Staunton, March 30 – A serious consequence of a crisis like the ongoing one in Ukraine is that it absorbs so much media space that little or none is left for other events and developments, creating a situation that may benefit some and harm others even when no overt falsification of the news is involved.
When not covering a story serves the interests of government officials who control much of the media, this problem is even more dangerous because it allows them to argue often quite successfully that if there are no reports of any problems, then there aren’t any problems and officials deserve credit for that.
That is exactly what is happening in the North Caucasus now. After receiving intense coverage because of the Sochi Olympics, Musa Musayev, a Daghestani journalist says, in the last month, the security situation there “has fallen out of the information space” and “the appearance of stability has been created” (vestikavkaza.ru/articles/Dagestan-Zatishe-mnimoe-ili-realnoe-1.html).
“The reality however is very different,” Musayev says. The Russian force structures have launched numerous special operations, “but the media aren’t reporting them.” Part of this reflects the attention being given to Ukraine, but part of it is the result of “unwritten instructions” that the authorities have given journalists.
As far as one can judge, Musayev says, there has been an improvement in the security situation but not nearly as great a one as the media reports suggest. The bands of militants appear to be smaller in size, but they are still attracting “not only local residents but young peoplefrom other regions of Russia and even from abroad.”
A more important shift, judging from arrest and casualty reports, he continues, is that the militant groups have “ceased to be the unquestioned masters of the forest and mountain fastnesses” but have chosen to shift their operations “primarily to population points.” That may reflect greater control of the countryside by the siloviki, but it also suggests the militants have more support among the population than the Russian authorities say.
Last week, the independent Kavka-Uzel.ru news agency reported its own statistics on 5291 casualties (killed and wounded) in the conflicts in the North Caucasus over the last five years.
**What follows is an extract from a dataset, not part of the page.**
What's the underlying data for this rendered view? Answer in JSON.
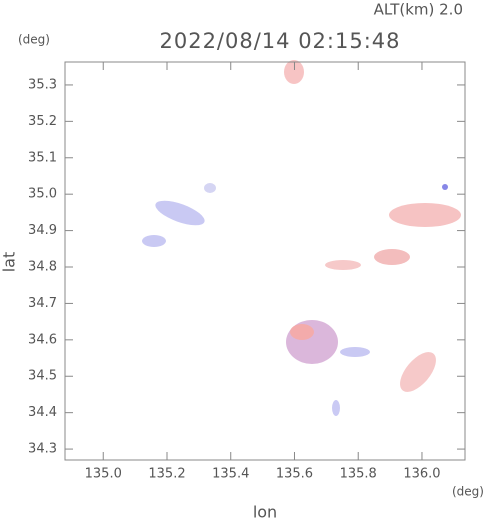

Several of its findings are striking, none more so than the fact that half of these losses were in Daghestan (kavkaz-uzel.ru/articles/239836/).
Overall casualties, at least those being reported, have fallen among siloviki, militants and the civilian population, but last year, after two years of declines, the number of civilian losses “again rose.” Each side in this conflict can be counted on to put its own interpretation on what is happening.
But one development in the conflict in the region is sufficiently disturbing that it deserves broader attention and condemnation even if there are disagreements on statistics. It is being reported in local websites and media that the siloviki are now setting fires in highlight Daghestan in an effort to deny the militants cover and force them into open fields where they can be fought.
At least five such fires have been set so far, and despite the statements of some officials that these are the result of bad fire security, local residents and experts are nearly unanimous that there is no other plausible explanation for the timing, size and location of the fires except siloviki involvement (kavpolit.com/articles/protiv_kogo_gorjat_lesa_dagestana-2305/).
Bulat Magomedov, a Daghestani historian, says that such a military strategy is nothing new. It was used in the Middle Ages, and it was applied in the North Caucasus by General Yermolov in the 19th century. He notes, however, that in the past and again possibly now such actions simply increase the readiness of the militants to fight and the support they get from the population.